Trees are spiritual for me

Trees are spiritual for me. Trees are what I seek when I need counsel. I walk among trees and talk out loud to them when I am discerning something momentous. I bellow out to them when I am outraged, and I lean on them in whispered prayer.

My relationship with trees began a lifetime ago when I felt the first twinge of muscle development in my arms and legs.

I climbed trees skillfully before I learned to run or ride a tricycle. From the time I took my first steps, trees lured me. They mesmerized and beckoned me like Sirens of the Sea calling out to sailors.

Childhood garden of trees

hugging a tree
At some point, I stopped climbing trees and began hugging them instead. Photo: Pexels-ekrulila

The backyard of the house where I grew up was a garden of trees. Stately elms, a mighty oak, and sugar maples dotted the 1/2-acre suburban lot. Trees framed every window in the house, and the doors opened up onto their spreading canopy.

I was a sleepwalker as a young girl and teenager.

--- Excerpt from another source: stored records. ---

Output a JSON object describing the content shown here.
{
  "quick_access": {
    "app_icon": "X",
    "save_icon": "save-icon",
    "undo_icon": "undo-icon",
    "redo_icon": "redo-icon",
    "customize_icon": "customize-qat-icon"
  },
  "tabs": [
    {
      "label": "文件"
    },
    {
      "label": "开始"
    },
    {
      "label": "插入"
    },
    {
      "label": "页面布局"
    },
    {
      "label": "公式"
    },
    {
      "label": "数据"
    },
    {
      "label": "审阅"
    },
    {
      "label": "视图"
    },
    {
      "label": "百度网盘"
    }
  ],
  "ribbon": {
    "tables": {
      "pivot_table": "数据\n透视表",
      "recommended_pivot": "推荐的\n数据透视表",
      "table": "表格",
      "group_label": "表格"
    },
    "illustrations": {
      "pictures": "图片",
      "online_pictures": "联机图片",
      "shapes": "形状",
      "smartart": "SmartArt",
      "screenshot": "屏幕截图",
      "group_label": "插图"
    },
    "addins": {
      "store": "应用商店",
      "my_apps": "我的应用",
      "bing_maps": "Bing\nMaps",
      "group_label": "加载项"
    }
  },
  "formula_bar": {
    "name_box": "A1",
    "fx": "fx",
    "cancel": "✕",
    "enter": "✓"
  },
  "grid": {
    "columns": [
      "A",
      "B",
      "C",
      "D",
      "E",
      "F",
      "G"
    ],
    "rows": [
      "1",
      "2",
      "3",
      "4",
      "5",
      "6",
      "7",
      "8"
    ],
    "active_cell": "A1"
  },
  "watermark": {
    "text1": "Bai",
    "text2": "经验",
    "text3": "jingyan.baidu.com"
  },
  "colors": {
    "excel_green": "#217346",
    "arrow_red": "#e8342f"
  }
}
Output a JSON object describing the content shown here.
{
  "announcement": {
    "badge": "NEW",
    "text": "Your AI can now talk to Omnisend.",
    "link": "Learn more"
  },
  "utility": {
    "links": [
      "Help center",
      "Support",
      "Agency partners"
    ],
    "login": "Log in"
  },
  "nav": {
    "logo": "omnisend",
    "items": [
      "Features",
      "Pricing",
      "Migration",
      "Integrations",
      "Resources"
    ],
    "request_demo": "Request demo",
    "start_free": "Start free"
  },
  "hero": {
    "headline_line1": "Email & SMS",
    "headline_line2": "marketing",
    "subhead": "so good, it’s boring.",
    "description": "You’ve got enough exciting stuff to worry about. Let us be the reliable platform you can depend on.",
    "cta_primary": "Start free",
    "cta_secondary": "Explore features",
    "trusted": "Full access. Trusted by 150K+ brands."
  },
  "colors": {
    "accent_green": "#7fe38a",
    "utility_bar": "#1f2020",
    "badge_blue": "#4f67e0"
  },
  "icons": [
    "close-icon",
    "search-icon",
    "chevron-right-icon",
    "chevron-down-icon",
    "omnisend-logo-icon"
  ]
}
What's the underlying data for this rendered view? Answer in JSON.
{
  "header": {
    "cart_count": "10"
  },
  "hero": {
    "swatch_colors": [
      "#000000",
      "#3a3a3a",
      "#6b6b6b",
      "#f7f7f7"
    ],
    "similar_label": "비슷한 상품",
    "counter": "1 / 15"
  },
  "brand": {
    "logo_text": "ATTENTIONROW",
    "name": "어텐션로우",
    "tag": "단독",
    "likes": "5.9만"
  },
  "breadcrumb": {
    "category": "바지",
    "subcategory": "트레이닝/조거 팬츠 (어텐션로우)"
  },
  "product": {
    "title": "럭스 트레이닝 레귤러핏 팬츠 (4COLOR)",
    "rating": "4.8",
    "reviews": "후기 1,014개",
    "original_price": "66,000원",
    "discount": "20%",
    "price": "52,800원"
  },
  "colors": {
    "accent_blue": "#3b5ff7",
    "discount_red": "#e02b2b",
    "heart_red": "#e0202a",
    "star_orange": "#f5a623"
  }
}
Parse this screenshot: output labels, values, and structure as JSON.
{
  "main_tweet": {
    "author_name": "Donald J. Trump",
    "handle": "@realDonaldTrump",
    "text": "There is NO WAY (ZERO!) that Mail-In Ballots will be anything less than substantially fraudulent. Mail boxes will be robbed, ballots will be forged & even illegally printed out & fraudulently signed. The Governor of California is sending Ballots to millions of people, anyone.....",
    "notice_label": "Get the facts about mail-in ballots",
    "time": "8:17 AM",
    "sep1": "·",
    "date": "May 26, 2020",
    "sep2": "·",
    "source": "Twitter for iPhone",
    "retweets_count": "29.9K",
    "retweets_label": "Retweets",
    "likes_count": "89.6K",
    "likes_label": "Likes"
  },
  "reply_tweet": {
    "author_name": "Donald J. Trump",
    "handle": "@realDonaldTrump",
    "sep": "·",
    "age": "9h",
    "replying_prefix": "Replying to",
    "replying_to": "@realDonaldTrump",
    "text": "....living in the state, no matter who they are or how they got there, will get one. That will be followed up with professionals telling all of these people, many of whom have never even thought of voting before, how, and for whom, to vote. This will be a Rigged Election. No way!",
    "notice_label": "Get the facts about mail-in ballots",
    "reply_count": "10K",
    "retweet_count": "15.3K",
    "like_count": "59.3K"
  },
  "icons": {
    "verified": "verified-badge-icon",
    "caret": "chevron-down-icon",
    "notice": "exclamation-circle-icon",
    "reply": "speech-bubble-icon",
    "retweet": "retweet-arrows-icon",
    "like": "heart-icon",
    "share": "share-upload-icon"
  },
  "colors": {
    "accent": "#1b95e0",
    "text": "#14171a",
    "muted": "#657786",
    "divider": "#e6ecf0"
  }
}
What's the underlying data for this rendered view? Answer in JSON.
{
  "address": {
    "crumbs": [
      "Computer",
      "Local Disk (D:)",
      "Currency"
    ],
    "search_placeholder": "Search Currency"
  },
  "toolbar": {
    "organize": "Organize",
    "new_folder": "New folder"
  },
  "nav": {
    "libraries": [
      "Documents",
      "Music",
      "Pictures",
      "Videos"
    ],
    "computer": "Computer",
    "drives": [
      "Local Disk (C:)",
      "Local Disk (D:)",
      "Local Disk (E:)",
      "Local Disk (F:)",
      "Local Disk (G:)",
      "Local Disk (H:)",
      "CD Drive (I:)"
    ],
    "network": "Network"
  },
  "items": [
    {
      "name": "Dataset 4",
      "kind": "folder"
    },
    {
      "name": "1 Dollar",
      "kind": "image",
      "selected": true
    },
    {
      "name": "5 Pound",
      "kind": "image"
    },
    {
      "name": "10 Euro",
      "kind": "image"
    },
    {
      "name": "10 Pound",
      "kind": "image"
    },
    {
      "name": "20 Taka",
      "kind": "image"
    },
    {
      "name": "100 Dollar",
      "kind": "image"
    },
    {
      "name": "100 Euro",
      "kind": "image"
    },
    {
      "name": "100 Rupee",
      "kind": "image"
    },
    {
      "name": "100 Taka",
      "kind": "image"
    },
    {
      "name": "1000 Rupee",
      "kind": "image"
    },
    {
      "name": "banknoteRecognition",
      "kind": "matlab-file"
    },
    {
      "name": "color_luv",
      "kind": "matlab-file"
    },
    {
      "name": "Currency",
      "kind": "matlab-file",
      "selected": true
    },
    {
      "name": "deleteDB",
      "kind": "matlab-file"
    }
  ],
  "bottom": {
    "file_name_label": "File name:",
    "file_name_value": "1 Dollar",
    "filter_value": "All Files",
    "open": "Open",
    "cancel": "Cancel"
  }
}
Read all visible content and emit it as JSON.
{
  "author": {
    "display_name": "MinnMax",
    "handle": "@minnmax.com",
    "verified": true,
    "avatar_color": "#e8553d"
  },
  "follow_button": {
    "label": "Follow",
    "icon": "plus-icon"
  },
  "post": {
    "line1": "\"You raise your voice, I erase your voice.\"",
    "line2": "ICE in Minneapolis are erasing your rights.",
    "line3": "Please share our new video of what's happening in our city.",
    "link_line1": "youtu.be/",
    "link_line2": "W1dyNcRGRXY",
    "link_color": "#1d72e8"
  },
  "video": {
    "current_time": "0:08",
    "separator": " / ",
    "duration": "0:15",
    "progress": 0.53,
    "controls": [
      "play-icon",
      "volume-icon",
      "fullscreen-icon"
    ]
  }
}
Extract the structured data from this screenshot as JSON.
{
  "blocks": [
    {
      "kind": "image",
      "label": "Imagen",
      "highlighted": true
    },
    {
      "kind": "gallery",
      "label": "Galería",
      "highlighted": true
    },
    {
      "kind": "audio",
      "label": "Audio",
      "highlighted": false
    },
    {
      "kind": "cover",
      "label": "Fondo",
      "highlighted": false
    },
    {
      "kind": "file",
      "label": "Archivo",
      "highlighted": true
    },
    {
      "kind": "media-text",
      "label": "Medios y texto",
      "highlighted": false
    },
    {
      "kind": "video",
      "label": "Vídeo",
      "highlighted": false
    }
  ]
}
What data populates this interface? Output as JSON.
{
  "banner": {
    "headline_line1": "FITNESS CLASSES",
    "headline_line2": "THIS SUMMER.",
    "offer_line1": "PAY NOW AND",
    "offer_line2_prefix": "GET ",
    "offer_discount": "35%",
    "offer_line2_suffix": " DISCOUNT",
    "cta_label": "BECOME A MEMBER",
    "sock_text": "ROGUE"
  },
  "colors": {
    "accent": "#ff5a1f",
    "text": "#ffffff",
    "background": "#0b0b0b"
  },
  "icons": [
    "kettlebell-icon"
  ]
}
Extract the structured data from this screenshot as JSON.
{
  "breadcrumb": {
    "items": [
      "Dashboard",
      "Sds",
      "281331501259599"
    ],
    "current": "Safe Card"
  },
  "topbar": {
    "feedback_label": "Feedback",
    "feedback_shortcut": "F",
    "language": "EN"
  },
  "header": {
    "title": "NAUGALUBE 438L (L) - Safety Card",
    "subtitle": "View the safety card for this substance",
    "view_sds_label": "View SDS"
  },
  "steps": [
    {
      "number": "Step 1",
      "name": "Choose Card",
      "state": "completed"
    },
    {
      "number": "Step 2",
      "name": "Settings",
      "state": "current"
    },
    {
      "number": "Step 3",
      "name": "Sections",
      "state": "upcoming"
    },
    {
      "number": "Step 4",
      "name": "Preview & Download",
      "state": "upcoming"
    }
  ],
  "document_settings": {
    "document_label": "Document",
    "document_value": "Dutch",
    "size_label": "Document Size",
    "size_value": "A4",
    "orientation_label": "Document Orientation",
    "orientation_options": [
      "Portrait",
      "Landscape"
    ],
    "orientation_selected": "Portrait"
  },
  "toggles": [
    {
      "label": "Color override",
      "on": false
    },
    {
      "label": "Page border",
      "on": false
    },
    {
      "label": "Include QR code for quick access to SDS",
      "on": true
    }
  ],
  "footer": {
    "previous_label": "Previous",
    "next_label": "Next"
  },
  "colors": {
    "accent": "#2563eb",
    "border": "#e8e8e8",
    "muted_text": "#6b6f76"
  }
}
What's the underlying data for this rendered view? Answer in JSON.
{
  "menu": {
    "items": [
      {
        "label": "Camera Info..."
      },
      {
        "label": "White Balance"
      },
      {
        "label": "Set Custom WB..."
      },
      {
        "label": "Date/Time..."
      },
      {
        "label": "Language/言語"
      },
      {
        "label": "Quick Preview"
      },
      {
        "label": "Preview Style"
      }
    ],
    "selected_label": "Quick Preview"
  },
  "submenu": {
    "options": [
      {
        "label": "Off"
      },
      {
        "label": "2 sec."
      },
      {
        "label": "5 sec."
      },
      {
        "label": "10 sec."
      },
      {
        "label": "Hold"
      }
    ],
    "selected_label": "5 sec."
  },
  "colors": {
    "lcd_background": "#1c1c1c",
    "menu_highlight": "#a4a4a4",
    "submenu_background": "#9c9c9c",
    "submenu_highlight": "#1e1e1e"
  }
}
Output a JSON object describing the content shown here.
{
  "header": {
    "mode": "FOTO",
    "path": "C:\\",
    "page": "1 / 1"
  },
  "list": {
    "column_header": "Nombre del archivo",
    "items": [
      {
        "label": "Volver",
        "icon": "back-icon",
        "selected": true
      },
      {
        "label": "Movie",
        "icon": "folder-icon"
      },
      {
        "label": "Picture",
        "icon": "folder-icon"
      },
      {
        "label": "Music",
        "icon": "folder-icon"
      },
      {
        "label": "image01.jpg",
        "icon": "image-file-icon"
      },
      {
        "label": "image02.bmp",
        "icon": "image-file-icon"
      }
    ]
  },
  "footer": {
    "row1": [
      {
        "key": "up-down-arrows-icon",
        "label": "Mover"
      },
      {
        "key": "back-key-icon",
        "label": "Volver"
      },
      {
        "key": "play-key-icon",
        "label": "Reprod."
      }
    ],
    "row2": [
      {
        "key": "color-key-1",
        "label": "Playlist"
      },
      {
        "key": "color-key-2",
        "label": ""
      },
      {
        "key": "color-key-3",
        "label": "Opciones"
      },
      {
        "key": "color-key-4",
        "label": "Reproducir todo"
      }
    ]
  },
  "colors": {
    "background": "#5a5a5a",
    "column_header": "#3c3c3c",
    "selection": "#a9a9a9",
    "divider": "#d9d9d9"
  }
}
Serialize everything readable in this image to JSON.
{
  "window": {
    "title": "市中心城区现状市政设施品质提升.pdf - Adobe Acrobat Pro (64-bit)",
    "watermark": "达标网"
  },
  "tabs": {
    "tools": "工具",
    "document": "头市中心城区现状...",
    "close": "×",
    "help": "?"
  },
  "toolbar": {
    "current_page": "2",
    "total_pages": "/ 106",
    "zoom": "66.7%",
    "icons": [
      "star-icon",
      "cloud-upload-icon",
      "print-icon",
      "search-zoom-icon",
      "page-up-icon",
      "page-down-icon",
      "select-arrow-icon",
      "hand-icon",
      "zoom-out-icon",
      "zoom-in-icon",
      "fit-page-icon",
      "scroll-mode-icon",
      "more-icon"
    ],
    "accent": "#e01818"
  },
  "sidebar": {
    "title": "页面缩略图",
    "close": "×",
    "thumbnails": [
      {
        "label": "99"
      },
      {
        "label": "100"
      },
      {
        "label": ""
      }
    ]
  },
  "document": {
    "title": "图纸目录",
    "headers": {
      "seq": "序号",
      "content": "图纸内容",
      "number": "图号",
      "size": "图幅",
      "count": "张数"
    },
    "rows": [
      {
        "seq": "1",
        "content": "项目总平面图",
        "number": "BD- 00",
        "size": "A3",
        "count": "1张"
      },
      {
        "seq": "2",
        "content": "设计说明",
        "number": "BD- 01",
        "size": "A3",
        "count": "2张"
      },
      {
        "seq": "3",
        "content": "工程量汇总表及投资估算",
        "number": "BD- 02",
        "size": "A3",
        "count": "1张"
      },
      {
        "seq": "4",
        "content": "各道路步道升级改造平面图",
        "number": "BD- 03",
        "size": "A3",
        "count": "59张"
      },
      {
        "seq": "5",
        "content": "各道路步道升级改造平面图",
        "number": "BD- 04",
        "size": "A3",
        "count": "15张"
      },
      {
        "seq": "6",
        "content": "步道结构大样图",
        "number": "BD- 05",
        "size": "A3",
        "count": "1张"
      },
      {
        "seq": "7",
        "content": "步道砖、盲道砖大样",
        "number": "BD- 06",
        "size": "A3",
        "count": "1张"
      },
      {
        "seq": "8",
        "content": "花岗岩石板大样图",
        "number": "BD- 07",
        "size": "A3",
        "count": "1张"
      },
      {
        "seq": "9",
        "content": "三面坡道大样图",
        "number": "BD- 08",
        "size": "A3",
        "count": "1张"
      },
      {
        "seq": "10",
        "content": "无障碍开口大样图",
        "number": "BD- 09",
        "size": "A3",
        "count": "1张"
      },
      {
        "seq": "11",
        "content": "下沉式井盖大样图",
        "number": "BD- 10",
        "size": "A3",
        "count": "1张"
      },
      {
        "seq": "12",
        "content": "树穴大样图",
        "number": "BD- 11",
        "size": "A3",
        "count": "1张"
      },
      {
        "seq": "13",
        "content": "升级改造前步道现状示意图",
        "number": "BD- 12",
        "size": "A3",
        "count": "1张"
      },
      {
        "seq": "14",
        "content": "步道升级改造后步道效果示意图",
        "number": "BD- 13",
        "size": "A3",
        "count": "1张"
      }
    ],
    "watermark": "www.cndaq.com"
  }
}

It was not unusual for mom or dad or one of my brothers to find me in the morning curled up under one of the trees in the backyard.

Trees populated the backyard of my youth the way dandelions populate most open fields. They spread their branches in every direction and invited me into their arms. They never failed to embrace me when I felt hurt or betrayed by the sting of family injustice.

I had learned early to climb to the highest branches to avoid detection and retrieval. There I would rest, cradled when life grew too strained by having four brothers and their steady stream of male friends under the same roof.

I remember when the elms succumbed to Dutch elm disease. I was awash with grief when the elm bark beetle took the lives of those dear old and trusted friends. One mighty oak and a maple or two stood stalwart when the elms passed on. In that oak tree, I climbed, and in its arms, I clung until I left home and began a new life at age 18.

From tree climber to tree hugger

At some point, I stopped climbing trees and began hugging them instead. My relationship with them shifted as I matured and evolved into a tree-hugging activist.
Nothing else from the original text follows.